Наконец-то пришло время шампанского.
Обед длился три часа. Балджер, Флемми и Коннолли уехали около половины одиннадцатого. Прежде чем отправиться в постель, Моррис навел в доме полный порядок.
Пусть Кондон и ушел слишком рано, не в силах наслаждаться таким важным вечером, но Балджер и Флемми все равно чувствовали себя превосходно.

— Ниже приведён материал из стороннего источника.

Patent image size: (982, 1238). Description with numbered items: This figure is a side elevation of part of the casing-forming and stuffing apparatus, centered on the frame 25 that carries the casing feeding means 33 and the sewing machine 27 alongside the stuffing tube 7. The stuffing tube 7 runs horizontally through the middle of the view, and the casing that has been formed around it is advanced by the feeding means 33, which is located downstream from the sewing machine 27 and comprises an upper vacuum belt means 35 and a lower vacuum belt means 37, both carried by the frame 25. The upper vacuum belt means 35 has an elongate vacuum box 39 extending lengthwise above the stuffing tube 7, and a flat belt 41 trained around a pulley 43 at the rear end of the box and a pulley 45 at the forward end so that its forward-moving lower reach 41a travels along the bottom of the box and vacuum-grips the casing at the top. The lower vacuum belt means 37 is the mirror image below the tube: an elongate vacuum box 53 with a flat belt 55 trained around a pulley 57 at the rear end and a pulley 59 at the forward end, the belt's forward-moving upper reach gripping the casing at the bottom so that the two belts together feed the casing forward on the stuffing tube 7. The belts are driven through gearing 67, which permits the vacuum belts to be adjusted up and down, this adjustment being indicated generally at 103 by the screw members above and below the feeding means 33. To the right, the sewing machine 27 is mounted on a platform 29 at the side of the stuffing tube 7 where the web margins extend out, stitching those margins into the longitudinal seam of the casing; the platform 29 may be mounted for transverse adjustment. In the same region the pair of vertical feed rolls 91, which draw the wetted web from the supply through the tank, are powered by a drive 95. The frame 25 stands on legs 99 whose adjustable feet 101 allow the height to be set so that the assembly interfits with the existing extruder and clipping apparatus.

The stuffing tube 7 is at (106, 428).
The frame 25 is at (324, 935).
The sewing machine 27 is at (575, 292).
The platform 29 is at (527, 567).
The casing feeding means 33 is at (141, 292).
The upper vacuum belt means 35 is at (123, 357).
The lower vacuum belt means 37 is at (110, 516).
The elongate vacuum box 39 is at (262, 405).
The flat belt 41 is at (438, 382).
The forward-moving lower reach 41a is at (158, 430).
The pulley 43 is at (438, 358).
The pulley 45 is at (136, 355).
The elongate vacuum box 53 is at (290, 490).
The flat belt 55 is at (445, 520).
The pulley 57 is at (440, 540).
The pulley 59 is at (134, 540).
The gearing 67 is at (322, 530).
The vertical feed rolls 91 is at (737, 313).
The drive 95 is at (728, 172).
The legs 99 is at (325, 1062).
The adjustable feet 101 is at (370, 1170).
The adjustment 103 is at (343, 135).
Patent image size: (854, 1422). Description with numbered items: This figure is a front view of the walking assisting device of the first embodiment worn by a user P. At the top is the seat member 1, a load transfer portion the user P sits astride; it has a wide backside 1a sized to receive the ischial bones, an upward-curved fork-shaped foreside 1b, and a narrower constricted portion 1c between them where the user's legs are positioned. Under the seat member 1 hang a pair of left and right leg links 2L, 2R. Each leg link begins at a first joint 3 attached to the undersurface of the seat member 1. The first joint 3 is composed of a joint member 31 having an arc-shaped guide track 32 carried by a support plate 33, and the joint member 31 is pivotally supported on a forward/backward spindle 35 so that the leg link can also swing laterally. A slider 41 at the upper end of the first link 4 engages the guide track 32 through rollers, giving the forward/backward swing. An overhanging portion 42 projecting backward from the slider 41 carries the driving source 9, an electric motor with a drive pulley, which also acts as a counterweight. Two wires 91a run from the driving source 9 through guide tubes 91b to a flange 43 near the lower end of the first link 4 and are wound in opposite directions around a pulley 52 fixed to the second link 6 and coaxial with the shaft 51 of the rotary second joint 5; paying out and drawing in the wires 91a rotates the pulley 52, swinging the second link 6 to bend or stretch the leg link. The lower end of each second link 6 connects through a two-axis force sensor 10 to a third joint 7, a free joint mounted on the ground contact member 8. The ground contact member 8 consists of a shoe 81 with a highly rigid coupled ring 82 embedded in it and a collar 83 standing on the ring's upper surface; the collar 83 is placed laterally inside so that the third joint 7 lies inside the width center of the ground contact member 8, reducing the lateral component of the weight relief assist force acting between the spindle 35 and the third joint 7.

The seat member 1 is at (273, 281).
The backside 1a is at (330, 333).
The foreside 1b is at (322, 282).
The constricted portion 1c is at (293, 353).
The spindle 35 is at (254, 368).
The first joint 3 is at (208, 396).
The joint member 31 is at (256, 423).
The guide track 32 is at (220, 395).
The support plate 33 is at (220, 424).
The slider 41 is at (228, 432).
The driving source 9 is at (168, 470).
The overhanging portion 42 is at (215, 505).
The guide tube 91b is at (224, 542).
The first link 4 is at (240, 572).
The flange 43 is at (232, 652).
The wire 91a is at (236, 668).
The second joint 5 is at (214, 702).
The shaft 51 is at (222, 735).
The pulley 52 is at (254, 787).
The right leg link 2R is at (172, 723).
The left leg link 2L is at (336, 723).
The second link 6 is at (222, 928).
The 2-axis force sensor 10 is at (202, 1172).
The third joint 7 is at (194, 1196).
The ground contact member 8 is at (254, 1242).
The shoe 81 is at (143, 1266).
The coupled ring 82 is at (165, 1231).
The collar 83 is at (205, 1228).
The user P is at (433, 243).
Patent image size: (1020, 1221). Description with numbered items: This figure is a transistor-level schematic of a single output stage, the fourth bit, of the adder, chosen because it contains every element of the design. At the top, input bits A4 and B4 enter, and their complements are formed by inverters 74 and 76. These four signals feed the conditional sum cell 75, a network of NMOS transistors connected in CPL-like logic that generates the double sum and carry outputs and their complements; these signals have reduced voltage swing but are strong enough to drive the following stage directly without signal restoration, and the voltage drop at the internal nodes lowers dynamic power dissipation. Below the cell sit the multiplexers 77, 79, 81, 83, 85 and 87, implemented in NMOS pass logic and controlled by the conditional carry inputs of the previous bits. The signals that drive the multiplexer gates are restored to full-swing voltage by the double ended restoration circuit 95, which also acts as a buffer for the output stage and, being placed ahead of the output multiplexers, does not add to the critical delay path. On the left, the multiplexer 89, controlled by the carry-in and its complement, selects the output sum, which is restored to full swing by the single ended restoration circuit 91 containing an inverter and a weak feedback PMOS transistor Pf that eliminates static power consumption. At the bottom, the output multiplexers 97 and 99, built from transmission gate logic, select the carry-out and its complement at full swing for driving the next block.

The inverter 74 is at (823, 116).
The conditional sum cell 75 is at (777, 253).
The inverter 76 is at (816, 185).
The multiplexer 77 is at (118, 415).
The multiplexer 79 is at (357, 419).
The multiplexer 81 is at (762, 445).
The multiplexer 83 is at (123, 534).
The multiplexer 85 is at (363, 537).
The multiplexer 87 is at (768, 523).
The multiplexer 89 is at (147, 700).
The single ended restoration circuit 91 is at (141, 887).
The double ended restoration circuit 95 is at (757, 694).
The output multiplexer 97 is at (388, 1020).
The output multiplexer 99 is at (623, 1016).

Гангстеры решили, что агенты ФБР дали добро на то, что у них получалось лучше всего: организацию преступлений.
«Я истолковал это именно так, – говорил позже Флемми о чудесной жизни, которую ему пообещали. – За исключением убийств, да, я думал, они могли дать нам такую гарантию».
По мнению Флемми, агенты вновь подтвердили свою политику поддержки группы, включающую полный перечень услуг: урегулирование неприятностей до возможного начала расследования, как они делали в прошлом – в случае с торговым автоматом «Мелотон», вымогательством у Фрэнка Грина, многими нераскрытыми убийствами, захватом винной лавки у Рейксов; информирование о прослушке, как они поступили в случае с гаражом на Ланкастер-стрит и, совсем недавно, с операцией «Бобы» от АБН; спасение их в случае возбуждения уголовного дела, как это было с прокурором Джеремайей Т. О’Салливаном и обвинением в махинациях на скачках; и наконец, если все остальное не поможет и Балджеру с Флемми в самом деле будет грозить официальное обвинение, обеспечение им хорошей форы.
Все выглядело так, будто на десятую годовщину их тайной сделки они снова повторили свои обеты. Балджер и Флемми вышли из-за стола, воспрявшие духом и полные сил. Ринг, возможно, и был непредсказуем и потому ненадежен, но они могли рассчитывать на Морриса и Коннолли. Но ни один из них тем вечером не сообразил, что другому Балджеру, Билли, тоже вот-вот потребуется дружественная рука в ФБР.